The workshop focused on bridging the gap between high level policy objectives around artificial intelligence and their practical execution within government workflows, aiming to prepare the next generation of administrative leadership for the technological integration increasingly expected across public sector institutions. Atomcamp’s team worked to ensure the training translated broader policy goals into concrete, usable skills for probationers who will soon be stepping into administrative roles across Pakistan’s civil service.
The collaboration builds on a growing partnership between atomcamp, the Ministry of IT and Telecommunication, and the Civil Services Academy that has unfolded over the past several months. In an earlier phase of this effort, a similar two day intensive training programme was conducted for a batch of 150 probationary officers, drawing participants from Balochistan and Sindh, covering areas such as AI fundamentals, prompt engineering, administrative and research applications, productivity tools, and ethical considerations around AI use in government. That phase also included a training of trainers component, preparing around 30 faculty members from various civil service training institutions to serve as master trainers capable of extending AI instruction more widely across the country’s public training infrastructure.
Speaking on the broader initiative previously, the federal minister said the National Artificial Intelligence Policy places strong emphasis on building human capacity within government institutions, and that introducing AI training at the Civil Services Academy was intended to prepare future civil servants for the responsible and effective use of emerging technologies.

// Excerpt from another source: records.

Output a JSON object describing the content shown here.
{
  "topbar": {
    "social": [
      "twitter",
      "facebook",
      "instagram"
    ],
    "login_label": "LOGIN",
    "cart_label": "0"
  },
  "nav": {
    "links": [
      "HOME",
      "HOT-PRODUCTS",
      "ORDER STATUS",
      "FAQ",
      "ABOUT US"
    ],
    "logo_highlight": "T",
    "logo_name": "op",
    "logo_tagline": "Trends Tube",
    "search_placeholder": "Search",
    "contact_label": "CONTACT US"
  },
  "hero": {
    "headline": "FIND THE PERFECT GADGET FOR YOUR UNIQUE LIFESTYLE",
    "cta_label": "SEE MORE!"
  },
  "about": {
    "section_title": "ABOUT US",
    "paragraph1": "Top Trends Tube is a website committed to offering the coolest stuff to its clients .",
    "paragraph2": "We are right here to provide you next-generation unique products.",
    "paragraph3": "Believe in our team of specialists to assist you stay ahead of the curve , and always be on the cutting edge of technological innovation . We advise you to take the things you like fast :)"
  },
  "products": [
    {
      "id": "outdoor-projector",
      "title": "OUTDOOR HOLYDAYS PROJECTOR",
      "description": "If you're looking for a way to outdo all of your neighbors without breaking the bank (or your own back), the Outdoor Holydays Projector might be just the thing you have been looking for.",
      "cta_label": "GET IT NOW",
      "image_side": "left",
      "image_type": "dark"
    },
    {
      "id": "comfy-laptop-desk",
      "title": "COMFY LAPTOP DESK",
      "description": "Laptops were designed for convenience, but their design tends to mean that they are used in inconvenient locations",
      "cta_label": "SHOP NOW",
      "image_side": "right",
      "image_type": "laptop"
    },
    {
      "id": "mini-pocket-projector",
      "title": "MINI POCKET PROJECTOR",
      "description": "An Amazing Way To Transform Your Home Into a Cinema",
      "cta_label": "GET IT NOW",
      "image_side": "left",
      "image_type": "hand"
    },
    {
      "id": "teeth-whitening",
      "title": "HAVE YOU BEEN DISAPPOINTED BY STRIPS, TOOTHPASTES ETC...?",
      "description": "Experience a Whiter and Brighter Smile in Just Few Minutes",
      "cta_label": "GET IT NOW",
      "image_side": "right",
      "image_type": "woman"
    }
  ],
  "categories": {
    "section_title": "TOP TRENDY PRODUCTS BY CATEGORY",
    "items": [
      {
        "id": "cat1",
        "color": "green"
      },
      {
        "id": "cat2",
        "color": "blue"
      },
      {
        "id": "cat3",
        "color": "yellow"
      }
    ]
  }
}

She had also announced that AI training would be incorporated into the academy’s standing curriculum, meaning all future batches of civil servants would receive structured instruction in artificial intelligence rather than treating it as a one off intervention, with plans to expand the partnership with atomcamp to include more advanced AI modules over time.
The push to embed AI training within civil service preparation forms part of a wider set of digital reforms the ministry has been pursuing, including efforts to expand e-Office adoption across federal government divisions and reduce administrative processing times through digital workflows. Officials have framed the continued rollout of AI training across successive batches of the Common Training Programme as part of a long term strategy to align Pakistan’s public sector workforce with emerging AI governance and data protection frameworks, positioning artificial intelligence literacy as a foundational skill for future policymakers and administrators rather than a specialised add on.